FIG. 5 is a flowchart showing a method of managing the operation of a telecommunication system according to an embodiment. In step 10, conditions of the telecommunication system environment are determined. The conditions may include, for example, traffic conditions, an average rate constraint, instantaneous queuing delay, load, and/or channel conditions. In step 20, a configuration is selected based at least in part on the environmental conditions. The configuration may, for example, be selected so that power is minimized while meeting minimum signal quality under the conditions determined in step 10. In step 30, control parameters are set so as to cause the system to operate in the selected configuration. The control parameters may include, for example, channel speed, transmission power, modulation rate, and code rate. In step 40, the system is operated in the configuration selected in step 20 after setting the control parameters in step 30.

Claims
  • 1. A method of managing the operation of a system comprising a processing subsystem configured to run a multimedia application and a telecommunication subsystem, the method comprising: determining telecom environment conditions;selecting a configuration from a plurality of configurations, wherein the selecting is based at least in part on the determined environmental conditions, the configurations having been determined by simultaneously updating control parameters by a controller of both the multimedia application and the telecommunication subsystem;setting control parameters in at least one of the multimedia application and the telecommunication subsystem to cause the system to operate at the selected configuration, wherein the control parameters comprise channel speed; andoperating the system at the selected configuration.
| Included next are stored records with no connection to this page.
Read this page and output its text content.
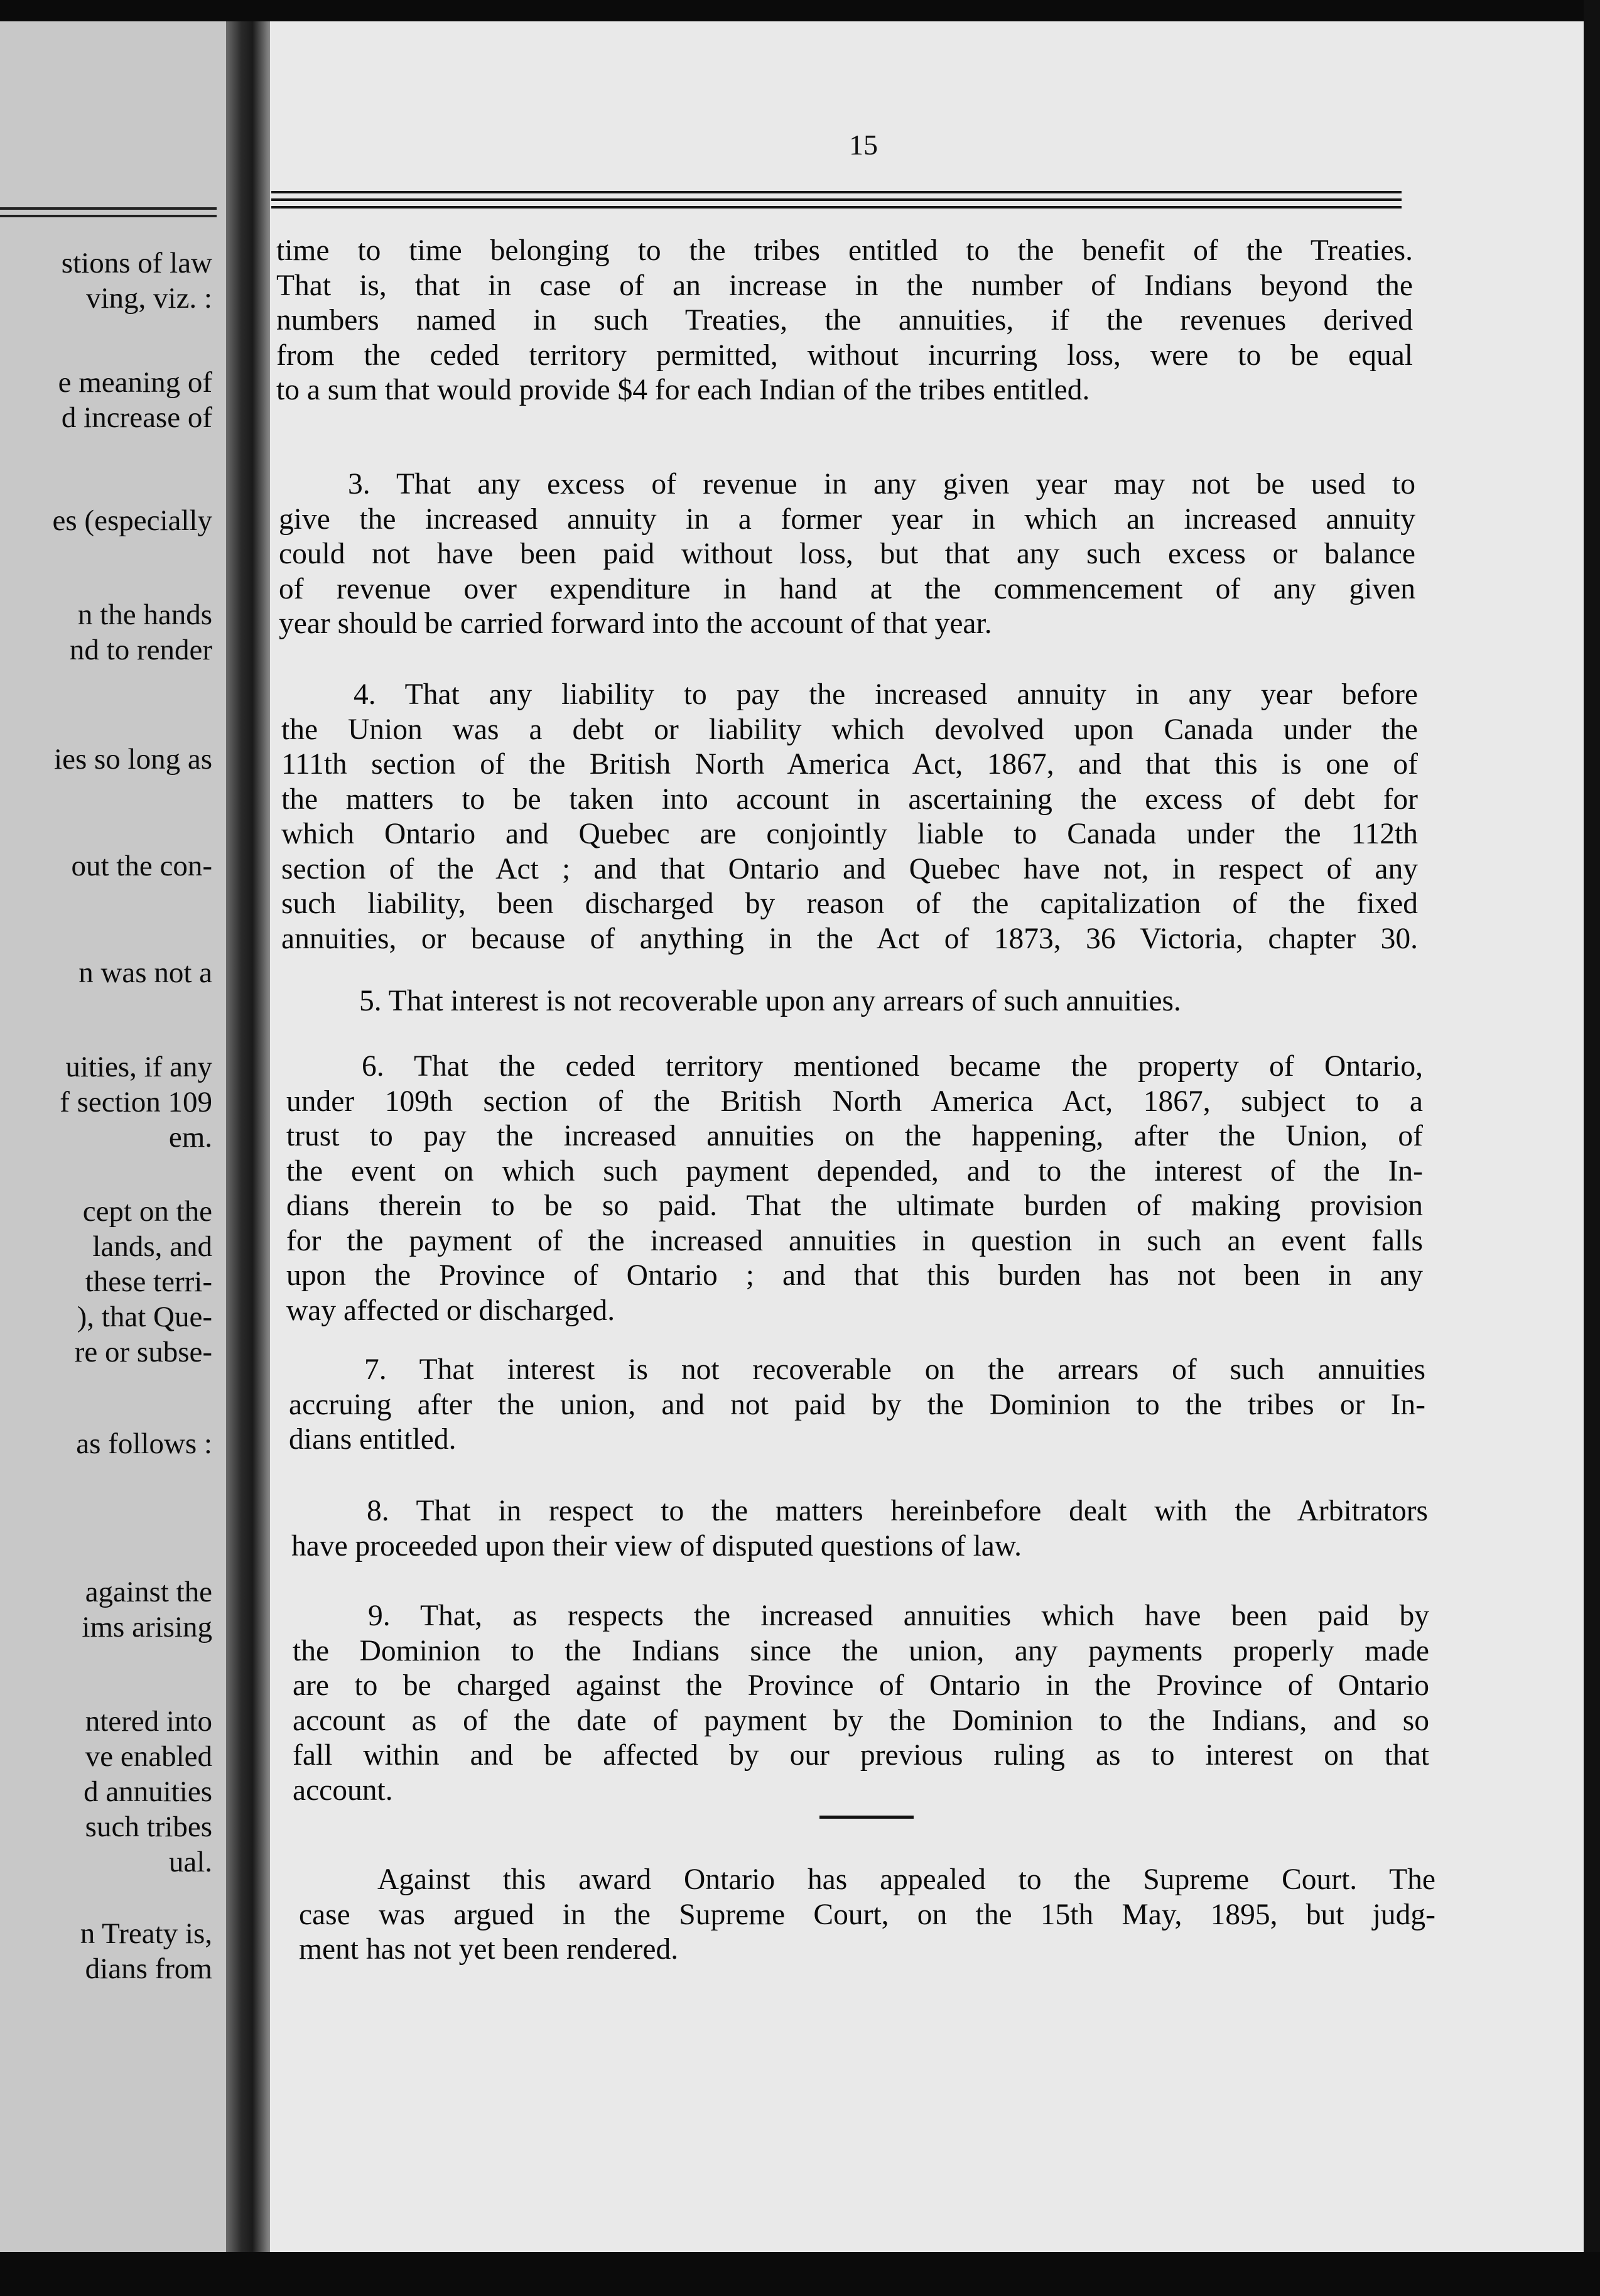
stions of law
ving, viz. :
e meaning of
d increase of
es (especially
n the hands
nd to render
ies so long as
out the con-
n was not a
uities, if any
f section 109
em.
cept on the
lands, and
these terri-
), that Que-
re or subse-
as follows :
against the
ims arising
ntered into
ve enabled
d annuities
such tribes
ual.
n Treaty is,
dians from
15
time to time belonging to the tribes entitled to the benefit of the Treaties.
That is, that in case of an increase in the number of Indians beyond the
numbers named in such Treaties, the annuities, if the revenues derived
from the ceded territory permitted, without incurring loss, were to be equal
to a sum that would provide $4 for each Indian of the tribes entitled.
3. That any excess of revenue in any given year may not be used to
give the increased annuity in a former year in which an increased annuity
could not have been paid without loss, but that any such excess or balance
of revenue over expenditure in hand at the commencement of any given
year should be carried forward into the account of that year.
4. That any liability to pay the increased annuity in any year before
the Union was a debt or liability which devolved upon Canada under the
111th section of the British North America Act, 1867, and that this is one of
the matters to be taken into account in ascertaining the excess of debt for
which Ontario and Quebec are conjointly liable to Canada under the 112th
section of the Act ; and that Ontario and Quebec have not, in respect of any
such liability, been discharged by reason of the capitalization of the fixed
annuities, or because of anything in the Act of 1873, 36 Victoria, chapter 30.
5. That interest is not recoverable upon any arrears of such annuities.
6. That the ceded territory mentioned became the property of Ontario,
under 109th section of the British North America Act, 1867, subject to a
trust to pay the increased annuities on the happening, after the Union, of
the event on which such payment depended, and to the interest of the In-
dians therein to be so paid. That the ultimate burden of making provision
for the payment of the increased annuities in question in such an event falls
upon the Province of Ontario ; and that this burden has not been in any
way affected or discharged.
7. That interest is not recoverable on the arrears of such annuities
accruing after the union, and not paid by the Dominion to the tribes or In-
dians entitled.
8. That in respect to the matters hereinbefore dealt with the Arbitrators
have proceeded upon their view of disputed questions of law.
9. That, as respects the increased annuities which have been paid by
the Dominion to the Indians since the union, any payments properly made
are to be charged against the Province of Ontario in the Province of Ontario
account as of the date of payment by the Dominion to the Indians, and so
fall within and be affected by our previous ruling as to interest on that
account.
Against this award Ontario has appealed to the Supreme Court. The
case was argued in the Supreme Court, on the 15th May, 1895, but judg-
ment has not yet been rendered.
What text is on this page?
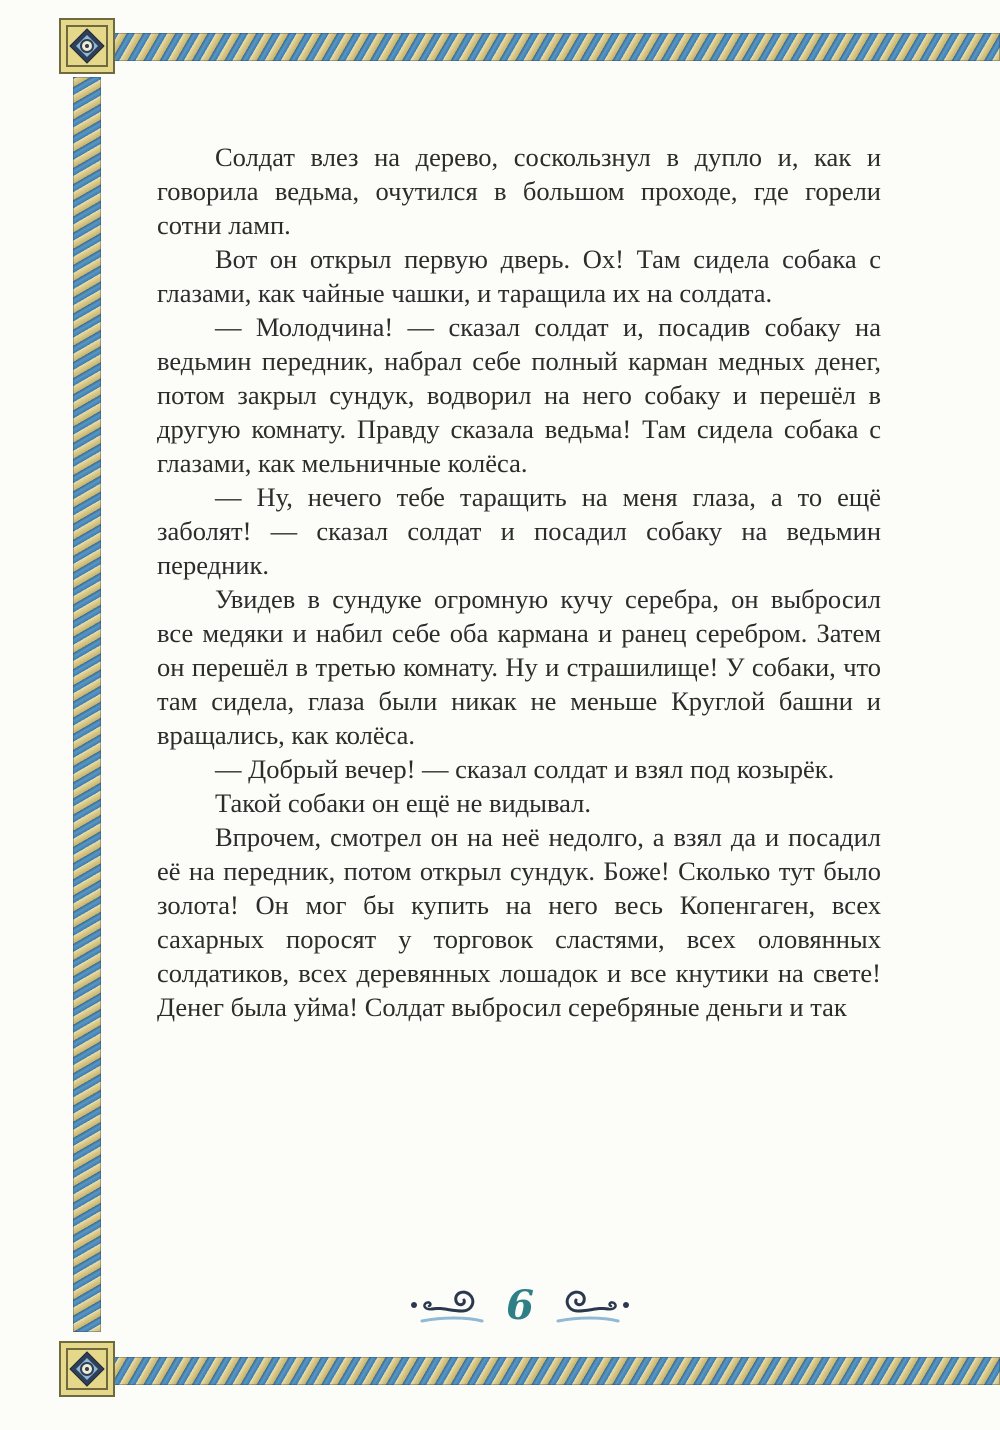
Солдат влез на дерево, соскользнул в дупло и, как и говорила ведьма, очутился в большом проходе, где горели сотни ламп.

Вот он открыл первую дверь. Ох! Там сидела собака с глазами, как чайные чашки, и таращила их на солдата.

— Молодчина! — сказал солдат и, посадив собаку на ведьмин передник, набрал себе полный карман медных денег, потом закрыл сундук, водворил на него собаку и перешёл в другую комнату. Правду сказала ведьма! Там сидела собака с глазами, как мельничные колёса.

— Ну, нечего тебе таращить на меня глаза, а то ещё заболят! — сказал солдат и посадил собаку на ведьмин передник.

Увидев в сундуке огромную кучу серебра, он выбросил все медяки и набил себе оба кармана и ранец серебром. Затем он перешёл в третью комнату. Ну и страшилище! У собаки, что там сидела, глаза были никак не меньше Круглой башни и вращались, как колёса.

— Добрый вечер! — сказал солдат и взял под козырёк.

Такой собаки он ещё не видывал.

Впрочем, смотрел он на неё недолго, а взял да и посадил её на передник, потом открыл сундук. Боже! Сколько тут было золота! Он мог бы купить на него весь Копенгаген, всех сахарных поросят у торговок сластями, всех оловянных солдатиков, всех деревянных лошадок и все кнутики на свете! Денег была уйма! Солдат выбросил серебряные деньги и так

6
  • 2. The method of claim 1, wherein at least some of the configurations differ in that they correspond to different control parameters to be set on both said multimedia application and said telecommunication subsystem.
  • 3. The method of claim 1, wherein said telecommunication subsystem comprises a single telecom device.
  • 4. The method of claim 1, wherein said telecommunication subsystem comprises a plurality of telecom devices.
  • 5. The method of claim 4, wherein operating said telecommunication subsystem comprises setting control parameters corresponding to said selected configuration for each telecom device.
  • 6. The method of claim 4, wherein said telecom environment conditions comprise at least one of path loss and channel frequency selectivity.
  • 7. The method of claim 1, wherein the telecom environment conditions comprise one or more channel states.
  • 8. The method of claim 7, wherein performance-energy trade-off curves are derived for each of the one or more channel states.
  • 9. The method of claim 8, wherein energy-per-bit is used as an energy metric in the performance-energy trade-off curves.
  • 10. The method of claim 1, wherein the plurality of predetermined configurations define a monotonic curve.
  • 11. The method of claim 1, further comprising determining the plurality of configurations.
  • 12. The method of claim 11, wherein determining the plurality of configurations is based on the determined telecom environment conditions.
  • 13. The method of claim 1, wherein said telecommunication subsystem comprises a wireless telecommunication subsystem.
  • 14. The method of claim 13, wherein said wireless telecommunication subsystem comprises a receiver comprising an equalizer.
  • 15. The method of claim 1, wherein the plurality of configurations corresponds to a discrete set of telecom environment conditions.
  • 16. The method of claim 15, wherein the discrete set of telecom environment conditions is organized by channel state.
  • 17. A device operable according to the method of claim 1 wherein the selecting of a configuration comprises updating an equalization error, the device comprising a controller configured to update the configurations.
  • 18. A device according to claim 17 wherein the controller is a closed loop controller.
  • 19. A device according to claim 17 wherein the controller is a PID controller.
  • 20. A device according to claim 17 wherein the device is integrated on a chip.